Parmi les voix critiques, celle de l'abbé André Latyr Ndiaye, curé de la paroisse de l'île de Gorée, avait particulièrement retenue l'attention. Dans une lettre ouverte publiée dans les colonnes du ‘’Quotidien’’, l'abbé Ndiaye a vivement réagi aux propos du Premier ministre. ‘’Mon cher jeune politique nouvellement promu !’’, avait-il ironisé. ‘’Vous avez été élu pour le combat contre la vie chère, contre la pauvreté, contre le chômage des jeunes, mais pas pour le combat pour Dieu, le combat pour un signe religieux’’. Le ton peu œcuménique de la missive a enflammé les réseaux sociaux et engendré des réactions en cascade. Certains ont vu dans cette lettre une défense légitime des droits des établissements catholiques, tandis que d'autres l'ont perçue comme une attaque contre les musulmans.

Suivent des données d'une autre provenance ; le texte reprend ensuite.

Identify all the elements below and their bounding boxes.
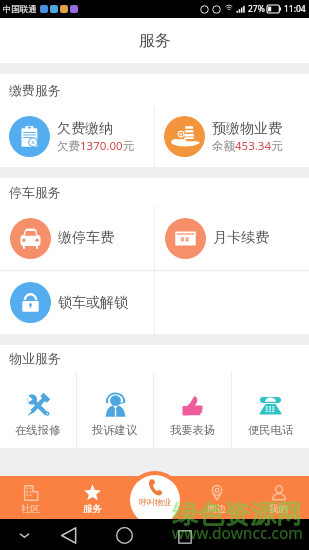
button[interactable]: 月卡续费 — [155, 206, 309, 270]
staticText: 社区 — [21, 503, 40, 515]
staticText: 呼叫物业 — [139, 497, 171, 507]
staticText: 欠费1370.00元 — [57, 138, 135, 154]
staticText: 欠费缴纳 — [57, 120, 113, 138]
button[interactable]: 锁车或解锁 — [0, 271, 154, 334]
button[interactable]: 便民电话 — [232, 371, 309, 448]
staticText: 月卡续费 — [213, 229, 269, 247]
staticText: 在线报修 — [15, 423, 61, 437]
button[interactable]: Recents — [175, 527, 194, 546]
staticText: 周边 — [207, 503, 226, 515]
button[interactable]: 社区 — [0, 476, 61, 519]
staticText: 中国联通 — [3, 4, 37, 15]
button[interactable]: 服务 — [61, 476, 123, 519]
staticText: 缴费服务 — [9, 82, 61, 98]
button[interactable]: 呼叫物业 — [126, 471, 184, 529]
staticText: 我的 — [269, 503, 288, 515]
button[interactable]: 在线报修 — [0, 371, 76, 448]
button[interactable]: 我的 — [247, 476, 309, 519]
staticText: 停车服务 — [9, 184, 61, 200]
staticText: 锁车或解锁 — [58, 294, 128, 312]
staticText: 便民电话 — [248, 423, 294, 437]
button[interactable]: 欠费缴纳 — [0, 106, 154, 167]
button[interactable]: 预缴物业费 — [155, 106, 309, 167]
staticText: 27% — [248, 3, 265, 15]
staticText: 服务 — [83, 503, 102, 515]
button[interactable]: Back — [58, 525, 79, 546]
button[interactable]: Home — [114, 525, 135, 546]
staticText: 绿色资源网 — [172, 498, 302, 531]
button[interactable]: 我要表扬 — [154, 371, 231, 448]
staticText: 服务 — [139, 31, 171, 51]
button[interactable]: 周边 — [185, 476, 247, 519]
staticText: 我要表扬 — [170, 423, 216, 437]
staticText: 缴停车费 — [58, 229, 114, 247]
staticText: 投诉建议 — [92, 423, 138, 437]
staticText: 物业服务 — [9, 350, 61, 366]
staticText: www.downcc.com — [172, 522, 303, 543]
staticText: 预缴物业费 — [212, 120, 282, 138]
staticText: 余额453.34元 — [212, 138, 283, 154]
staticText: 11:04 — [284, 3, 306, 15]
button[interactable]: 投诉建议 — [77, 371, 153, 448]
button[interactable]: 缴停车费 — [0, 206, 154, 270]
button[interactable]: Hide — [16, 527, 33, 544]
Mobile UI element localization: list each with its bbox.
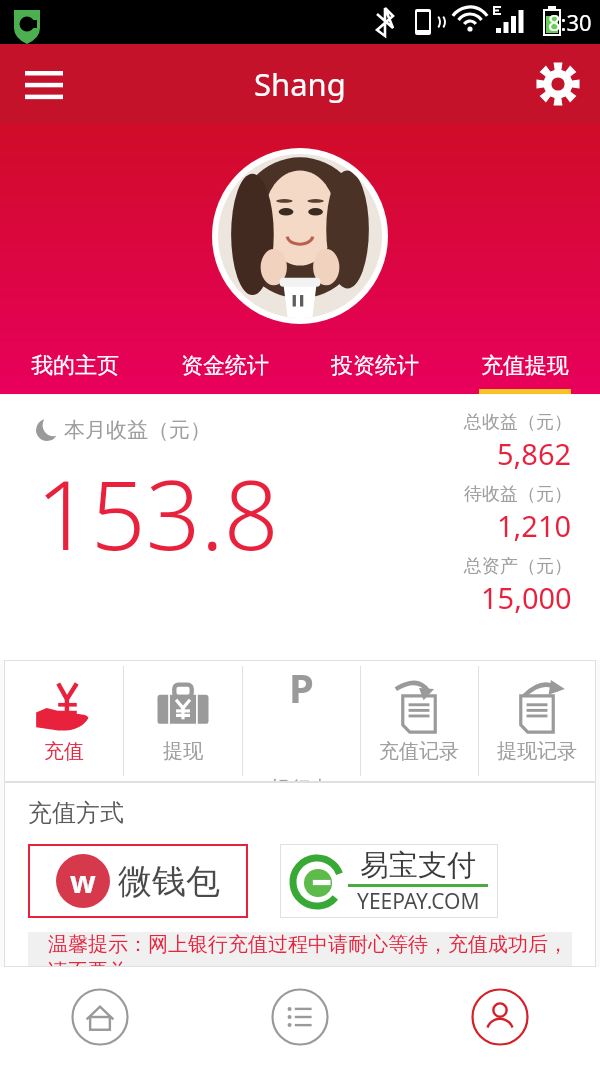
staticText: 1,210 [497,506,572,545]
button[interactable]: 投资统计 [300,338,450,394]
staticText: 待收益（元） [464,483,572,506]
staticText: 153.8 [36,447,279,578]
staticText: 充值记录 [379,739,459,764]
staticText: Shang [254,63,346,105]
staticText: 资金统计 [181,352,269,380]
staticText: 充值 [44,739,84,764]
button[interactable]: List [200,967,400,1067]
staticText: P [289,660,314,714]
staticText: 充值提现 [481,352,569,380]
button[interactable]: 提现 [123,660,242,782]
staticText: 提现 [163,739,203,764]
button[interactable]: w [28,844,248,918]
staticText: 微钱包 [118,860,220,903]
button[interactable]: 充值记录 [360,660,478,782]
staticText: 投资统计 [331,352,419,380]
button[interactable]: 资金统计 [150,338,300,394]
staticText: 易宝支付 [360,847,476,884]
staticText: 15,000 [481,578,572,617]
button[interactable]: 提现记录 [478,660,596,782]
button[interactable]: Profile photo [212,148,388,324]
staticText: 银行卡 [271,776,331,782]
staticText: YEEPAY.COM [357,887,480,916]
staticText: 温馨提示：网上银行充值过程中请耐心等待，充值成功后，请不要关 [48,932,572,967]
staticText: 总资产（元） [464,555,572,578]
staticText: 总收益（元） [464,411,572,434]
button[interactable]: 我的主页 [0,338,150,394]
button[interactable]: Menu [16,56,72,112]
staticText: 5,862 [497,434,572,473]
button[interactable]: P [242,660,360,782]
button[interactable]: 易宝支付 [280,844,498,918]
staticText: 提现记录 [497,739,577,764]
staticText: w [70,861,96,902]
staticText: 充值方式 [28,798,124,828]
staticText: 8:30 [548,7,592,37]
button[interactable]: 充值 [4,660,123,782]
button[interactable]: 充值提现 [450,338,600,394]
staticText: 本月收益（元） [64,417,211,443]
button[interactable]: Profile [400,967,600,1067]
staticText: 我的主页 [31,352,119,380]
button[interactable]: Home [0,967,200,1067]
button[interactable]: Settings [530,56,586,112]
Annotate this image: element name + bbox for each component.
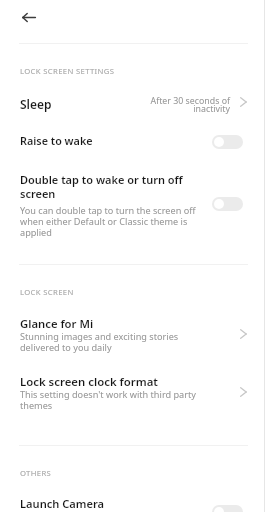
button[interactable]: Glance for Mi: [0, 310, 266, 358]
button[interactable]: Toggle: [212, 135, 243, 149]
button[interactable]: Raise to wake: [0, 126, 266, 156]
staticText: After 30 seconds of inactivity: [150, 95, 230, 115]
staticText: LOCK SCREEN: [20, 287, 74, 297]
button[interactable]: Double tap to wake or turn off screen: [0, 166, 266, 244]
button[interactable]: Lock screen clock format: [0, 368, 266, 416]
staticText: OTHERS: [20, 468, 52, 478]
staticText: Double tap to wake or turn off screen: [20, 172, 201, 201]
button[interactable]: Toggle: [212, 505, 243, 512]
button[interactable]: Back: [13, 1, 45, 33]
staticText: Sleep: [20, 96, 52, 112]
staticText: This setting doesn't work with third par…: [20, 388, 200, 412]
staticText: Stunning images and exciting stories del…: [20, 330, 188, 354]
staticText: LOCK SCREEN SETTINGS: [20, 66, 115, 76]
staticText: You can double tap to turn the screen of…: [20, 204, 201, 239]
button[interactable]: Launch Camera: [0, 489, 266, 510]
staticText: Raise to wake: [20, 133, 93, 148]
button[interactable]: Toggle: [212, 197, 243, 211]
staticText: Lock screen clock format: [20, 374, 158, 390]
button[interactable]: Sleep: [0, 88, 266, 120]
staticText: Launch Camera: [20, 496, 105, 511]
staticText: Glance for Mi: [20, 316, 94, 331]
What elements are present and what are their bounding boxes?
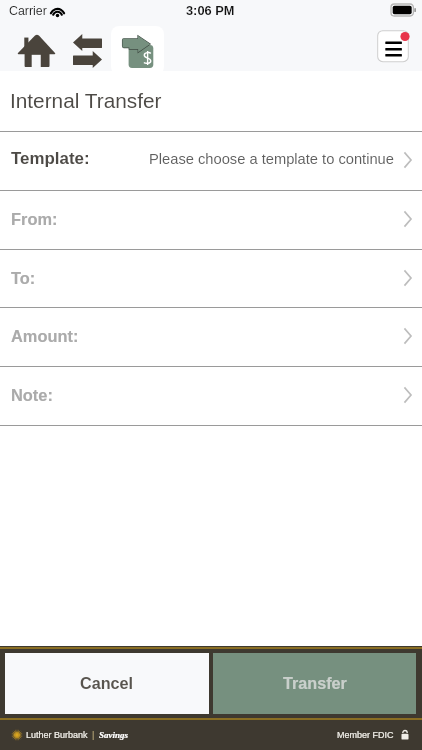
staticText: 3:06 PM xyxy=(186,3,235,17)
staticText: Please choose a template to continue xyxy=(149,151,394,167)
button[interactable]: To: xyxy=(0,249,422,308)
staticText: Note: xyxy=(11,386,53,404)
button[interactable]: Cancel xyxy=(5,653,209,714)
button[interactable]: Transfer xyxy=(213,653,416,714)
button[interactable]: Template: xyxy=(0,131,422,190)
button[interactable]: Note: xyxy=(0,366,422,425)
button[interactable]: Internal Transfer xyxy=(111,26,164,75)
button[interactable]: Menu xyxy=(376,29,410,63)
staticText: To: xyxy=(11,269,36,287)
staticText: Luther Burbank xyxy=(26,730,88,740)
button[interactable]: Transfers xyxy=(60,23,113,71)
staticText: Transfer xyxy=(283,674,347,692)
staticText: Savings xyxy=(99,730,129,740)
staticText: Cancel xyxy=(80,674,134,692)
staticText: Carrier xyxy=(9,4,47,18)
staticText: Internal Transfer xyxy=(10,89,162,112)
button[interactable]: From: xyxy=(0,190,422,249)
button[interactable]: Amount: xyxy=(0,307,422,366)
staticText: | xyxy=(92,730,95,740)
button[interactable]: Home xyxy=(5,23,59,71)
staticText: From: xyxy=(11,210,58,228)
staticText: Member FDIC xyxy=(337,730,394,740)
staticText: Amount: xyxy=(11,327,79,345)
staticText: Template: xyxy=(11,149,90,168)
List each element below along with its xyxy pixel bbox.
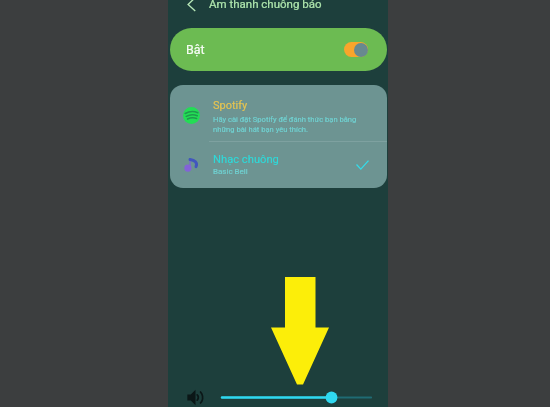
button[interactable]: Volume slider xyxy=(222,388,371,407)
staticText: Basic Bell xyxy=(213,167,248,176)
staticText: Âm thanh chuông báo xyxy=(209,0,322,10)
staticText: Nhạc chuông xyxy=(213,153,279,166)
staticText: Hãy cài đặt Spotify để đánh thức bạn bằn… xyxy=(213,115,357,133)
staticText: Bật xyxy=(186,42,205,57)
button[interactable]: Bật xyxy=(170,28,387,71)
button[interactable]: Selected xyxy=(352,155,372,175)
button[interactable]: Nhạc chuông xyxy=(170,142,387,188)
button[interactable]: Volume xyxy=(168,388,222,407)
staticText: Spotify xyxy=(213,99,248,112)
button[interactable]: Back xyxy=(176,0,206,19)
button[interactable]: Spotify xyxy=(170,85,387,141)
button[interactable]: Alarm sound on xyxy=(344,42,368,57)
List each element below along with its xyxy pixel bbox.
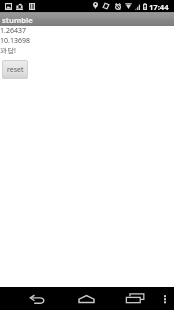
staticText: 꽈당! bbox=[0, 46, 16, 56]
button[interactable]: More options bbox=[157, 287, 173, 310]
button[interactable]: Home bbox=[71, 287, 102, 310]
staticText: 17:44 bbox=[149, 2, 169, 12]
button[interactable]: Back bbox=[22, 287, 53, 310]
staticText: 1.26437 bbox=[0, 26, 26, 36]
staticText: reset bbox=[7, 65, 24, 75]
button[interactable]: reset bbox=[2, 60, 28, 79]
button[interactable]: Recent apps bbox=[119, 287, 150, 310]
staticText: stumble bbox=[2, 15, 33, 25]
staticText: 10.13698 bbox=[0, 36, 30, 46]
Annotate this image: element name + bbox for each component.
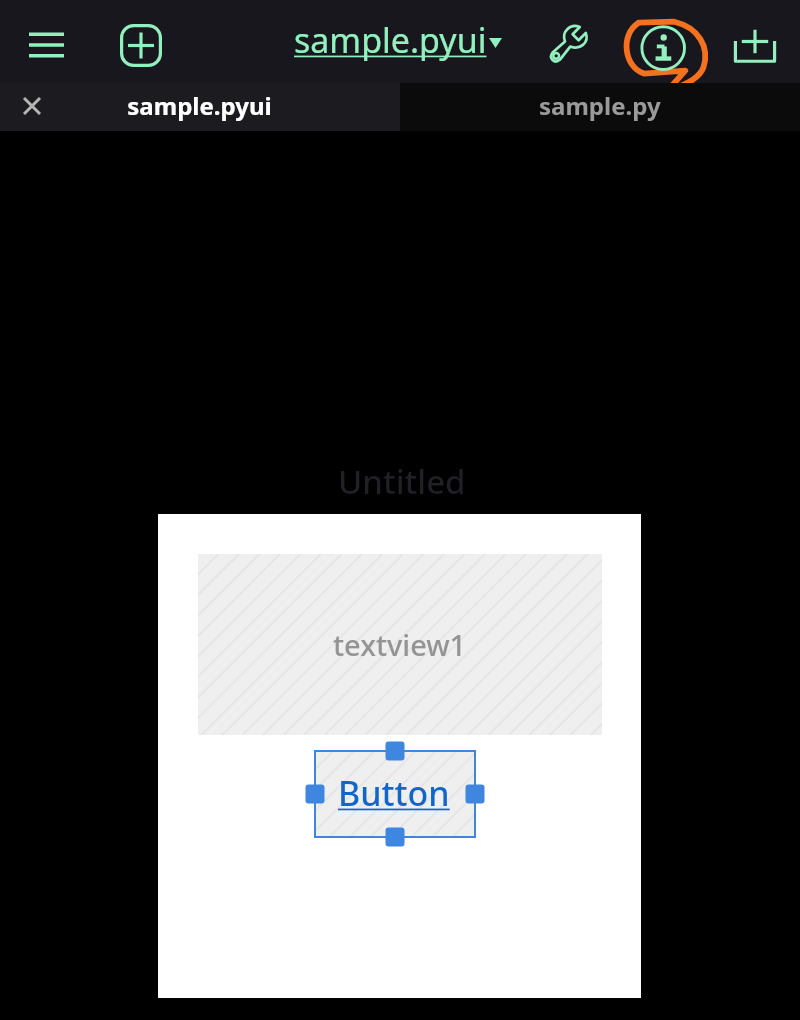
- button[interactable]: Close tab: [0, 83, 400, 131]
- button[interactable]: Close tab: [0, 83, 61, 131]
- staticText: sample.pyui: [61, 89, 338, 122]
- button[interactable]: sample.py: [400, 83, 800, 131]
- staticText: sample.py: [539, 89, 661, 122]
- staticText: Untitled: [338, 459, 466, 504]
- staticText: textview1: [333, 625, 467, 664]
- button[interactable]: Add item: [722, 12, 788, 76]
- button[interactable]: Info: [620, 3, 716, 86]
- button[interactable]: Menu: [14, 20, 79, 70]
- button[interactable]: Tools: [537, 12, 603, 76]
- staticText: sample.pyui: [294, 17, 505, 63]
- button[interactable]: sample.pyui: [288, 11, 514, 69]
- staticText: Button: [338, 770, 450, 816]
- button[interactable]: Button: [314, 750, 474, 836]
- button[interactable]: New file: [107, 15, 174, 75]
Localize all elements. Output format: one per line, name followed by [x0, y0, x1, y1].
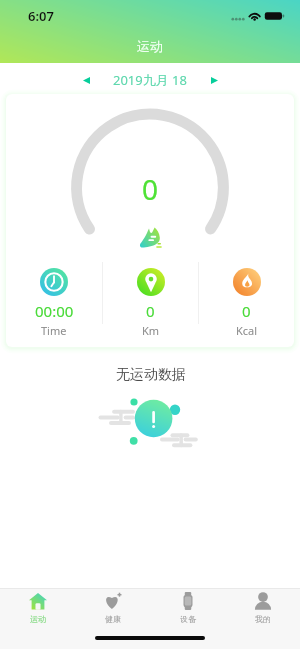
button[interactable]: Next day	[202, 68, 226, 92]
button[interactable]: 健康	[75, 592, 150, 624]
button[interactable]: 运动	[0, 592, 75, 624]
staticText: 0	[142, 170, 159, 208]
staticText: 0	[242, 301, 251, 321]
button[interactable]: 我的	[225, 592, 300, 624]
staticText: 我的	[255, 614, 271, 624]
button[interactable]: 0	[199, 268, 294, 338]
staticText: 健康	[105, 614, 121, 624]
button[interactable]: 0	[103, 268, 198, 338]
staticText: Km	[142, 323, 160, 338]
staticText: 运动	[137, 38, 163, 54]
button[interactable]: 00:00	[6, 268, 102, 338]
staticText: 2019九月 18	[113, 71, 187, 89]
button[interactable]: 设备	[150, 592, 225, 624]
staticText: Time	[41, 323, 67, 338]
staticText: 0	[146, 301, 155, 321]
staticText: 设备	[180, 614, 196, 624]
staticText: 6:07	[28, 7, 54, 25]
staticText: 运动	[30, 614, 46, 624]
staticText: Kcal	[236, 323, 258, 338]
staticText: 无运动数据	[116, 366, 186, 384]
button[interactable]: Previous day	[74, 68, 98, 92]
staticText: 00:00	[35, 301, 74, 321]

Face à ces risques, de nombreux acteurs appellent à une pédagogie et à un dialogue apaisé pour éviter une crise. ‘’Il faut une vraie pédagogie pour expliquer les règles et les enjeux à tous les acteurs concernés : élèves, parents, enseignants et responsables religieux’’, a déclaré un représentant d'une association de défense des Droits de l'homme. ‘’Le but est de trouver un équilibre entre le respect des convictions religieuses et les besoins éducatifs’’.

Les autorités éducatives, les responsables religieux et les acteurs de la société civile ont un rôle crucial à jouer pour éviter que des incidents comme celui survenu à Saint Gabriel dégénèrent en conflit ouvert. En rappelant les valeurs de tolérance et de coexistence qui fondent la République sénégalaise, ils peuvent contribuer à apaiser les tensions et à renforcer l'unité nationale.

Dans un monde de plus en plus polarisé, le Sénégal à l'opportunité de montrer la voie en matière de dialogue interreligieux et de gestion pacifique des différences.